🤖 AI Summary
Existing open-vocabulary segmentation and in-context segmentation approaches suffer from architectural fragmentation, objective misalignment, and heterogeneous representation learning. Method: We propose COSINE—the first unified multimodal prompt-driven model for both tasks—leveraging joint text-image prompts to extract cross-modal features from foundation models and introducing a novel SegDecoder for fine-grained cross-modal alignment and interactive modeling, enabling pixel- to instance-level mask generation. Contribution/Results: COSINE is the first framework to unify the two dominant open-world segmentation paradigms under a single multimodal prompting architecture, facilitating synergistic bimodal enhancement. On standard benchmarks, it significantly outperforms unimodal baselines and prior dual-task methods, demonstrating that multimodal prompt fusion substantially improves generalization capability across diverse segmentation scenarios.
📝 Abstract
In this work, we present COSINE, a unified open-world segmentation model that consolidates open-vocabulary segmentation and in-context segmentation with multi-modal prompts (e.g., text and image). COSINE exploits foundation models to extract representations for an input image and corresponding multi-modal prompts, and a SegDecoder to align these representations, model their interaction, and obtain masks specified by input prompts across different granularities.
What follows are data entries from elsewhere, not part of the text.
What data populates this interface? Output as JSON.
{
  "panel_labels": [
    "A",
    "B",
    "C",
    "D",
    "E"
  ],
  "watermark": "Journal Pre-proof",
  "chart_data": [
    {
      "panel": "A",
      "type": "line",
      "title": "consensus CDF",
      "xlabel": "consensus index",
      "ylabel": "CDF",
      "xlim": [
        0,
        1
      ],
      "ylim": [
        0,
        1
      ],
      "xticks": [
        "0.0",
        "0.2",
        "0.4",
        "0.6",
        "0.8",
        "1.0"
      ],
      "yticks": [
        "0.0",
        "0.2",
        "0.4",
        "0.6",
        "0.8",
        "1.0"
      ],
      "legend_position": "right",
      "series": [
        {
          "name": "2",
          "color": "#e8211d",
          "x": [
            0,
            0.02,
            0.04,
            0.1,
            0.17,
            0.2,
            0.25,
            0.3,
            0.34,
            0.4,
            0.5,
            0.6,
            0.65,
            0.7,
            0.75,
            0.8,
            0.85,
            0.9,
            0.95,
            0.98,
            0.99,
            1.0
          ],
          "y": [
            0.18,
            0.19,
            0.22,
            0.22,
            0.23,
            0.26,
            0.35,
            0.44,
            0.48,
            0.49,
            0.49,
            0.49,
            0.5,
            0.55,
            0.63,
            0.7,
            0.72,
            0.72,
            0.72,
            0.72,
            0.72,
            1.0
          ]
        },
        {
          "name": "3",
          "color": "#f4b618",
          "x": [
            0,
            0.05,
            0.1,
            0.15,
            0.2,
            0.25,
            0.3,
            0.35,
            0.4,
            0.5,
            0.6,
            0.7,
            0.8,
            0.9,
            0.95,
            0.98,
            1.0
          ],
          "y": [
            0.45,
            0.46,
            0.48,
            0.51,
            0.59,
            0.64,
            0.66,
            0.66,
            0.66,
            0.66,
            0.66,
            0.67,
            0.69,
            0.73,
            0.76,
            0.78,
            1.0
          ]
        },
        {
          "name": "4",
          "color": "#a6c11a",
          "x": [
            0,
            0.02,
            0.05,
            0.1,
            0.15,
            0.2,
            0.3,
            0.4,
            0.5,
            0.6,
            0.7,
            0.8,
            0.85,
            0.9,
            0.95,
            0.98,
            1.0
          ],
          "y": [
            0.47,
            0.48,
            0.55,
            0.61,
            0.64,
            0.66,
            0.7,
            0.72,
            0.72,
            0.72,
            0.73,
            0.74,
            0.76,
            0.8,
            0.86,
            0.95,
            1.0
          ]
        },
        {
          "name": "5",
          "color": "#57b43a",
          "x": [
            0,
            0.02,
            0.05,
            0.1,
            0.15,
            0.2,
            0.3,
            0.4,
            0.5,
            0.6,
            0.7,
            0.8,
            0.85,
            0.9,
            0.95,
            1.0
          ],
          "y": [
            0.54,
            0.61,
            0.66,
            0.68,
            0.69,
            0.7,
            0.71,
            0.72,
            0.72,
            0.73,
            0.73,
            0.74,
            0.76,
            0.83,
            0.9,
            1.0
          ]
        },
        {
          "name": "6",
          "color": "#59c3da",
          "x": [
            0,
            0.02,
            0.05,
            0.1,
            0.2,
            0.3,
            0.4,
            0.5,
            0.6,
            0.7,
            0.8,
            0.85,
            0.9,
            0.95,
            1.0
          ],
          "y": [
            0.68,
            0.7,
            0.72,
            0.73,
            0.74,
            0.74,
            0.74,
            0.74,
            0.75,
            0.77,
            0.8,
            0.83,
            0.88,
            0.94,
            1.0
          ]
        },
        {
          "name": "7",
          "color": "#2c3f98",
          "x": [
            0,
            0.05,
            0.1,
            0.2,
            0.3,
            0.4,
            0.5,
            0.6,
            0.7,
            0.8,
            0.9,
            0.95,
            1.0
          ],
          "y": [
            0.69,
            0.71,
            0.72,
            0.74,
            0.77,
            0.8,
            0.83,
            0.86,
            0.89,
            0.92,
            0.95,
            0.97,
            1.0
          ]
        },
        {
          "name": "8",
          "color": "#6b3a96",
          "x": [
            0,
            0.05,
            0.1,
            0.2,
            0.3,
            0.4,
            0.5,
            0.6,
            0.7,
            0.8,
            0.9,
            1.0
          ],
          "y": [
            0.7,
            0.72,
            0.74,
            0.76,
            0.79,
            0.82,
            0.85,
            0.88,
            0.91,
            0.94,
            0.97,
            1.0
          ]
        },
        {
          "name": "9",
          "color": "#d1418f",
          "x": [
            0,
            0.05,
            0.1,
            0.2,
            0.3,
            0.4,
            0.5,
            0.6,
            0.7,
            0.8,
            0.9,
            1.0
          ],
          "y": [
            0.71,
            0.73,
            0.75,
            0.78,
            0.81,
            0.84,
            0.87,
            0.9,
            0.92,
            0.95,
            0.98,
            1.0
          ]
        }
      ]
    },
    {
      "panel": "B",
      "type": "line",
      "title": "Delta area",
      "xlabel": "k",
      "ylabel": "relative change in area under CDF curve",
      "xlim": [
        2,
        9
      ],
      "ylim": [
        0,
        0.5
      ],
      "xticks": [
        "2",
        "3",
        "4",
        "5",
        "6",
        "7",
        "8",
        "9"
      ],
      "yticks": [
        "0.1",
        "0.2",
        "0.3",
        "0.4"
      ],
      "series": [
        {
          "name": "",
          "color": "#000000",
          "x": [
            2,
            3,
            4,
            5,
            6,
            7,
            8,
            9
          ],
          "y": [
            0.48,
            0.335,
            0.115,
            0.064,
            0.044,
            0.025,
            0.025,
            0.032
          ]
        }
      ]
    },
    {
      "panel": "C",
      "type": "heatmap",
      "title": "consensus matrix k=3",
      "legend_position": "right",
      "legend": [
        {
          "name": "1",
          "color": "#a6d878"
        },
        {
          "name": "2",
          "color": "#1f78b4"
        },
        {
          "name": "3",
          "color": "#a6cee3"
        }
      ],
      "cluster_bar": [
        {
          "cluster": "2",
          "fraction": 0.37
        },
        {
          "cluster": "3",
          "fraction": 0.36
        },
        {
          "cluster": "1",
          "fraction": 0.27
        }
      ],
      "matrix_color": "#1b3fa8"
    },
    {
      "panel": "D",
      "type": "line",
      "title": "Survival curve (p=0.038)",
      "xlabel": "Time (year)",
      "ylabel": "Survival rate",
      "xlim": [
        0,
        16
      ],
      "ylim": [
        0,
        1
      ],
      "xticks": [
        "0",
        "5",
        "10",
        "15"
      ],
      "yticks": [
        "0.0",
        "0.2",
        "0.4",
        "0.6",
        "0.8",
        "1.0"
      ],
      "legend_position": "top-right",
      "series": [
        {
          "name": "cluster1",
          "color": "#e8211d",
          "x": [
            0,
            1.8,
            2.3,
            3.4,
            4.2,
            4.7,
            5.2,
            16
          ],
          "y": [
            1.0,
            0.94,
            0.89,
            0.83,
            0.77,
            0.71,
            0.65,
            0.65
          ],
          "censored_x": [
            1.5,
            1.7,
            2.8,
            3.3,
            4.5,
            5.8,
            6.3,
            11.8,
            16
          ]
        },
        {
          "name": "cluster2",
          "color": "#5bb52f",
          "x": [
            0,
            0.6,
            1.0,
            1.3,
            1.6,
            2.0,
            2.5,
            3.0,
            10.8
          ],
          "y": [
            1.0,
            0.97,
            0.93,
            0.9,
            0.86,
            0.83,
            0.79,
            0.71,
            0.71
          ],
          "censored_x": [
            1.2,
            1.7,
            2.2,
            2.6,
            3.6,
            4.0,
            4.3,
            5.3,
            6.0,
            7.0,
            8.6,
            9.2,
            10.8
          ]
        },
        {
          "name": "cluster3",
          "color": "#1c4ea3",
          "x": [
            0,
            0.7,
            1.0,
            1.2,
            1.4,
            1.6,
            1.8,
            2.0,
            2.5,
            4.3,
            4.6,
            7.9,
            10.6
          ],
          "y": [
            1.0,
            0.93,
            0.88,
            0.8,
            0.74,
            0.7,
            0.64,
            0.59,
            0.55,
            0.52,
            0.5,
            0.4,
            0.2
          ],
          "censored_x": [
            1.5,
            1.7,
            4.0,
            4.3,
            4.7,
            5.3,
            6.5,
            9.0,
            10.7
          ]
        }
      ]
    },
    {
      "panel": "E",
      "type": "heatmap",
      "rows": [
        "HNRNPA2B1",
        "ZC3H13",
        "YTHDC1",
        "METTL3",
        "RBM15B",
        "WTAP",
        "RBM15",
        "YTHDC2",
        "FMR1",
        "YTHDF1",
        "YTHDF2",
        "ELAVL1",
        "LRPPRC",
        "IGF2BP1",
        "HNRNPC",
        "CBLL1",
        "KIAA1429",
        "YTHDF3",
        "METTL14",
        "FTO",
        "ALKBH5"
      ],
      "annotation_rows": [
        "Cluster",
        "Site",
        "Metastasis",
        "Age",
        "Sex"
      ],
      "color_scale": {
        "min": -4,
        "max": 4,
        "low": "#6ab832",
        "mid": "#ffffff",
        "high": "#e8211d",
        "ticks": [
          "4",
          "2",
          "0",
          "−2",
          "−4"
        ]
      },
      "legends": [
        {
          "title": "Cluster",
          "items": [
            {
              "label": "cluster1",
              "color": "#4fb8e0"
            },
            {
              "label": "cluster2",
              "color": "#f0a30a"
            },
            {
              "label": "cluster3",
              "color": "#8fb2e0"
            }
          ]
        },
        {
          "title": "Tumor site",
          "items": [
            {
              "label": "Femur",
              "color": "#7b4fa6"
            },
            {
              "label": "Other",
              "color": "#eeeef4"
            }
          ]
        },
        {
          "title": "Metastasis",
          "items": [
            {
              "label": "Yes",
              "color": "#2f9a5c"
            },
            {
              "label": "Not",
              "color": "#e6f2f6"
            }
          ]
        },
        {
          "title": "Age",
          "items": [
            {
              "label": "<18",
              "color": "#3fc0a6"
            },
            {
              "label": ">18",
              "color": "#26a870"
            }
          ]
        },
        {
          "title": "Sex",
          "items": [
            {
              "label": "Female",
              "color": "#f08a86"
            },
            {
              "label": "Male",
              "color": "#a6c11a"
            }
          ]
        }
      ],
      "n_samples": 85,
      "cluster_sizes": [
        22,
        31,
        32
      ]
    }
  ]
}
In this way, COSINE overcomes architectural discrepancies, divergent learning objectives, and distinct representation learning strategies of previous pipelines for open-vocabulary segmentation and in-context segmentation. Comprehensive experiments demonstrate that COSINE has significant performance improvements in both open-vocabulary and in-context segmentation tasks. Our exploratory analyses highlight that the synergistic collaboration between using visual and textual prompts leads to significantly improved generalization over single-modality approaches.